Patran, India (LifeNews.com) — A couple in India has been arrested by government officials who conducted an investigation into an illegal clinic they ran. The husband, a former army soldier, had been posing as a doctor and had been doing illegal sex-selection abortions.

The Asian nation is trying to crack down on them as its gender imbalance problems continue.

Investigators found several of the bodies of the aborted babies thrown down a well located behind the clinic.

According to The Advertiser newspaper in Australia, the former solider, Pritam Singh, has pretended to be a doctor for years and has been assisted by his wife, Amarjit Kaur.

Jagveer Singh, the lead investigating officer, said the two delivered numerous babies but also helped women and couples determine the sex of a baby so a sex-selection abortion could be done.

While abortion is legal in India, determining the gender of a baby before birth is not because it leads to the abortions of girls and infanticides.

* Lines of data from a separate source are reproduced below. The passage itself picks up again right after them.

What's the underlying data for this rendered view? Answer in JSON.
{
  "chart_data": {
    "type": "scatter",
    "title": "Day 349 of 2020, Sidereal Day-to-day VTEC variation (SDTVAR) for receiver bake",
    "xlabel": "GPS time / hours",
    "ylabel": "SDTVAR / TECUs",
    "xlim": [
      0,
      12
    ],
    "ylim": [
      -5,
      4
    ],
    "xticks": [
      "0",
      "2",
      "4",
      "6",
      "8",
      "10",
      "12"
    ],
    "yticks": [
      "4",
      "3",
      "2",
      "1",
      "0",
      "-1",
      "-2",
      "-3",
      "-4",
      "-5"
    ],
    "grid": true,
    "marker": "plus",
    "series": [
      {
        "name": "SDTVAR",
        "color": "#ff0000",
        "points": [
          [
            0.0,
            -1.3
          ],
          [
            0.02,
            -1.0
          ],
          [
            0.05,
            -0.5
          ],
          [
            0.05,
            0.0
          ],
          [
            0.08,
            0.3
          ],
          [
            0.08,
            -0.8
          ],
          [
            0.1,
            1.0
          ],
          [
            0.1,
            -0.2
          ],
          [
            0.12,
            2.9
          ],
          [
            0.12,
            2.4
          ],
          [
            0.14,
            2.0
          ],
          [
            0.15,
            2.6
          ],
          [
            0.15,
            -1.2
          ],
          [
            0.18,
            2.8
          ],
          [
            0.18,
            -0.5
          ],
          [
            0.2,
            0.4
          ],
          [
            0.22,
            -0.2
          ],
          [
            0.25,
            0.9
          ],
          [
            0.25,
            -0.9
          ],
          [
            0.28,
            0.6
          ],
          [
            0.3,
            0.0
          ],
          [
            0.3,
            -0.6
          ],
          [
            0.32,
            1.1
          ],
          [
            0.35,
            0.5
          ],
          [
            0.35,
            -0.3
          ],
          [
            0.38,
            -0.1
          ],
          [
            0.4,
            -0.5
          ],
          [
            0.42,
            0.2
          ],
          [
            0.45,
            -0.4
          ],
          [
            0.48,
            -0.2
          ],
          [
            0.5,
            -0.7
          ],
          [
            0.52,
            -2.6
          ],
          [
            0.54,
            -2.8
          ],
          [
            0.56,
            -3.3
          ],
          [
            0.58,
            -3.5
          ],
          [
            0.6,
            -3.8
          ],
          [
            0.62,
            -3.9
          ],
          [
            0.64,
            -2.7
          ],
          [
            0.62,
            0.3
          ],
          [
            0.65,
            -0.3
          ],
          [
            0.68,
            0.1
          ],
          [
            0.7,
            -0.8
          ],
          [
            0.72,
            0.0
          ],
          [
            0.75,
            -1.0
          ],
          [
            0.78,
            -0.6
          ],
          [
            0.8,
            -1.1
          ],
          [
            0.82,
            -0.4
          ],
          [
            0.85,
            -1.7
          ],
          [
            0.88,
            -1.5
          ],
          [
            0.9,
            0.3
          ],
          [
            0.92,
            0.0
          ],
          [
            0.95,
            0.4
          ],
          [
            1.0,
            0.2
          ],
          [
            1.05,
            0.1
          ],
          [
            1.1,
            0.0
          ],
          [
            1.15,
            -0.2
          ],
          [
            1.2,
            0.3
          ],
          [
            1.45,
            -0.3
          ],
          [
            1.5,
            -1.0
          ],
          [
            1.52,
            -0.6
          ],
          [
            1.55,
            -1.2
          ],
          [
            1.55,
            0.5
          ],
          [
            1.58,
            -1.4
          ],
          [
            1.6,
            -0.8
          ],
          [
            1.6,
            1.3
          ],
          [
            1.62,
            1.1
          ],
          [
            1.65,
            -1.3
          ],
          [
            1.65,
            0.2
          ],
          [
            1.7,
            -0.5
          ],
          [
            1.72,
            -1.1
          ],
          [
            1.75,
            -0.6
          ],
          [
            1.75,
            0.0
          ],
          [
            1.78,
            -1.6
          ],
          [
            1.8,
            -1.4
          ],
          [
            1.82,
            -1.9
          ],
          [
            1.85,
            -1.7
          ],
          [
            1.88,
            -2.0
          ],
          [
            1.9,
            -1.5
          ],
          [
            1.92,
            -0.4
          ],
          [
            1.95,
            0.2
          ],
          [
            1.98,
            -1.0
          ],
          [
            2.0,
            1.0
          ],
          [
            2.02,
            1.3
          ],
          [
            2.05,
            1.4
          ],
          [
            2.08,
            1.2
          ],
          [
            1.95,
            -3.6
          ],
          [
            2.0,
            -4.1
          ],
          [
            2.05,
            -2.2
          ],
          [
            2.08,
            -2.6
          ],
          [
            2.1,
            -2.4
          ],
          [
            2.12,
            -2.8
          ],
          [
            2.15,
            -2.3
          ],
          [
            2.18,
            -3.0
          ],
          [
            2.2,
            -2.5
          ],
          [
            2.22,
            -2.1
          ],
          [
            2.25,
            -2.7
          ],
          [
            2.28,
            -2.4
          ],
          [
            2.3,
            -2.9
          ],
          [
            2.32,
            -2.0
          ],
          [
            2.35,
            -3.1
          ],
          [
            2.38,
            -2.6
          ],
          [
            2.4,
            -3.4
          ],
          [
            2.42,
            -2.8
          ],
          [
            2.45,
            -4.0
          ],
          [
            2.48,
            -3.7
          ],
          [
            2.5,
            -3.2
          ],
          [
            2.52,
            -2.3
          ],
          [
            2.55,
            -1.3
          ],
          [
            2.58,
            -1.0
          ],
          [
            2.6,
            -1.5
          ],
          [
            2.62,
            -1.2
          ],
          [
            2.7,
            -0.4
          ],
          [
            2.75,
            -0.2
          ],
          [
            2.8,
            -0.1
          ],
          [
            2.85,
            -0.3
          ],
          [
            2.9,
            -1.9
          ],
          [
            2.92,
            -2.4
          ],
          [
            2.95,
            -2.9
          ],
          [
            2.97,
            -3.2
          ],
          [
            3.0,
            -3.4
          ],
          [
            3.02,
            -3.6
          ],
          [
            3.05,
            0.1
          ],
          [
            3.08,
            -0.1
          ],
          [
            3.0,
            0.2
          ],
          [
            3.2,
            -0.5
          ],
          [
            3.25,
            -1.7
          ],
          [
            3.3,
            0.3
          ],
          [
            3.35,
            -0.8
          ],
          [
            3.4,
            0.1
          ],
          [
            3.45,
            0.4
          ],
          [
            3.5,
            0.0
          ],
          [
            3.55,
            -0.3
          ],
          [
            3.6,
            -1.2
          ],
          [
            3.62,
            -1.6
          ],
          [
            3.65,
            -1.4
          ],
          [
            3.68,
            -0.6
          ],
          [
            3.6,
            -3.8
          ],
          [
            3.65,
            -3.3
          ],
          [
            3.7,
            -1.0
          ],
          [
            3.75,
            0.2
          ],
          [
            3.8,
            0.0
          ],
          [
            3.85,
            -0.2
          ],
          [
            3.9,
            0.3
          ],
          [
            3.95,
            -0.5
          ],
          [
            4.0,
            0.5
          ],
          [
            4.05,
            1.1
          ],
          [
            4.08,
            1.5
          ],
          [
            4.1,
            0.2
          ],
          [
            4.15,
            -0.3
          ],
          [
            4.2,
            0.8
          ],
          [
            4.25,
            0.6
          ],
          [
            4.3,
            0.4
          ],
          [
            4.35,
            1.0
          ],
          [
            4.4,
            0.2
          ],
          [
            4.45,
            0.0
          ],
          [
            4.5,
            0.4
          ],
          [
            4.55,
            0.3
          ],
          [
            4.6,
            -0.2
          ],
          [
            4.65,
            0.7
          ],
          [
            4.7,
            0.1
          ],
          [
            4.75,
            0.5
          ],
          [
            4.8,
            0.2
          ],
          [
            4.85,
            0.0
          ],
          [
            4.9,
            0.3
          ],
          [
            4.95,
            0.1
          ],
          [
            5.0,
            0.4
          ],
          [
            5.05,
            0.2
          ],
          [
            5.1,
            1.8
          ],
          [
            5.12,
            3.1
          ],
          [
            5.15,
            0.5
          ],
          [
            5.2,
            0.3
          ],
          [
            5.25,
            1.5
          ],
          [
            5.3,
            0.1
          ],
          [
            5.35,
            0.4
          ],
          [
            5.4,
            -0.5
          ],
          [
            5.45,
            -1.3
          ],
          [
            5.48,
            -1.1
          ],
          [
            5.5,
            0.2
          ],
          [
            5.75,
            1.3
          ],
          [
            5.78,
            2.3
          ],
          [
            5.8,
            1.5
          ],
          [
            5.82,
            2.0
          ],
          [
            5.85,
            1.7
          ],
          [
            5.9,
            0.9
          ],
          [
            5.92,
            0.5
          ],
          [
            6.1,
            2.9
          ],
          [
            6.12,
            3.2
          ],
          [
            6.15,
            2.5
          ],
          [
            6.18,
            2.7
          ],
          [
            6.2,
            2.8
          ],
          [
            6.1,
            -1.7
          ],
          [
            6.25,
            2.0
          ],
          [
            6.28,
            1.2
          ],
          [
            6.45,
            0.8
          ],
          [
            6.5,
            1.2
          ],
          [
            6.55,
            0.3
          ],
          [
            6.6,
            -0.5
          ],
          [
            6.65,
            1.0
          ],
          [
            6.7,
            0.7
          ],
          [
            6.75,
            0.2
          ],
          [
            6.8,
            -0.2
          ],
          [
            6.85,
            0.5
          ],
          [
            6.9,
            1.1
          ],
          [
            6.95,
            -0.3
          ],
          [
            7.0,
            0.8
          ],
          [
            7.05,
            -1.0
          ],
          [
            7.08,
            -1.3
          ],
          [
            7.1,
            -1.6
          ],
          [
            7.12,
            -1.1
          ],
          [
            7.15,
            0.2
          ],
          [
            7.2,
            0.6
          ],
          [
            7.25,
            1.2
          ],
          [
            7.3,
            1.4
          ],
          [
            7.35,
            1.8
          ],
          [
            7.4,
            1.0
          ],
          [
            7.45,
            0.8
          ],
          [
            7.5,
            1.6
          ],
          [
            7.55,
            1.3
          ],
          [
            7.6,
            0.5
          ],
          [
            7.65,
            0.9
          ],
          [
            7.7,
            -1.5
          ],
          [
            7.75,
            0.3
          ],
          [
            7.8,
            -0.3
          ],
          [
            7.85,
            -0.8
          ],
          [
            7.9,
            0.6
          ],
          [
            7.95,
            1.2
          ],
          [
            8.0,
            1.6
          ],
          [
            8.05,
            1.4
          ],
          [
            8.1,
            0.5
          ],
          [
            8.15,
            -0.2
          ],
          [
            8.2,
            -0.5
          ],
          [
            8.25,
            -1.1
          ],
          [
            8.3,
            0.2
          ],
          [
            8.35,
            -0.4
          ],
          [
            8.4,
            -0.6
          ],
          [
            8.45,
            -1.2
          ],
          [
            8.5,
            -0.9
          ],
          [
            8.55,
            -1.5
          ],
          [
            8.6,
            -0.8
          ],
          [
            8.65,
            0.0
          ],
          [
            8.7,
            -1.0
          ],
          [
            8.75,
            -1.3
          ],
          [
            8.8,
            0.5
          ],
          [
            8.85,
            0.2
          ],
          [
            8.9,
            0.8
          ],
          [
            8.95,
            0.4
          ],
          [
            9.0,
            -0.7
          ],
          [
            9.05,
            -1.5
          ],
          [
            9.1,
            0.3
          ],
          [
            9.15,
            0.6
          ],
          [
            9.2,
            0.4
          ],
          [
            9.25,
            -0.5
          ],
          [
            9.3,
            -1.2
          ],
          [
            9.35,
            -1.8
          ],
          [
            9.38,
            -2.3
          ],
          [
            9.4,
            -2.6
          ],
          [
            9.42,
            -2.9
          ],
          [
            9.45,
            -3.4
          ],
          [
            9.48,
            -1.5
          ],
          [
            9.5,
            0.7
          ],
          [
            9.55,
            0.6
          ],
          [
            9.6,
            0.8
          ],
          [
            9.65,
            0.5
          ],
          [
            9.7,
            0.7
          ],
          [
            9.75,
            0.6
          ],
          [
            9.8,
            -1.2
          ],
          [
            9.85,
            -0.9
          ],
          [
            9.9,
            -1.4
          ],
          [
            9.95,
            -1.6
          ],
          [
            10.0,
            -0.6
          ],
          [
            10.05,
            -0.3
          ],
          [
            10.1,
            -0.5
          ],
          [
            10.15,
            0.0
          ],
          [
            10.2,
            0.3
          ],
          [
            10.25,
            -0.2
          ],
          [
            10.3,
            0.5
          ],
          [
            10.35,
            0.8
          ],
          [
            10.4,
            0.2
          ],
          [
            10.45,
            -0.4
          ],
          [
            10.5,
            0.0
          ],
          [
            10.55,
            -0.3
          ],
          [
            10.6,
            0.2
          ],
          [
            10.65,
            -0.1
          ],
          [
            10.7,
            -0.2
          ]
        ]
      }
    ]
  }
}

Singh retired from the army in 1987 and set up the clinic, Singh told The Advertiser.

"Under the guise of a maternity clinic, he carried out illegal abortions and killed female fetuses,” he told the newspaper.

Police found out about the clinic after the couple fired a woman who assisted in the births. She told authorities the couple was dumping the babies in the well.

Last month, the Indian government proposed amendments to the laws that are intended to stop sex-selection abortions and infanticides of female babies.

The department of women and child development has recommended amendments to the Pre-Natal Diagnostic Techniques Act and Rules.

The department wants to put more pressure on local officials to enforce the national law by holding magistrates and divisional commissioners accountable for low male-female ratio in their areas.

In May, government officials suspended eleven doctors who illegally used ultrasound machines to tell the sex of an unborn child to her parents so they can have an abortion.

The abortions and infanticides have produced a very skewed male-female ratio, which could be as low as 500 or 600 females to 1,000 males in states like Punjab and Haryana.

In March, the first India doctor convicted under the law was jailed. Dr. Anil Sabhani, and his assistant, Kartar Singh, in Haryana, will face two years in prison for violating the new law.

Local authorities sent fake patients to his clinic after reports surfaced showing he was violating the statute.

As many as 6 to 10 million girls have been aborted in the last twenty years according to Italian officials and media estimates.

Based on the gender ratio in other countries, a January Lancet study estimated that 136 to 138 million girls should have been born in 1997 in India, for example, but only 131 million births of girls was reported.

"We conservatively estimate that prenatal sex determination and selective abortion accounts for 0.5 million missing girls yearly," The Lancet article said.

Census figures appear to back the study. From 1991 to 2001, the number of girls per 1000 boys declined from 945 to 927.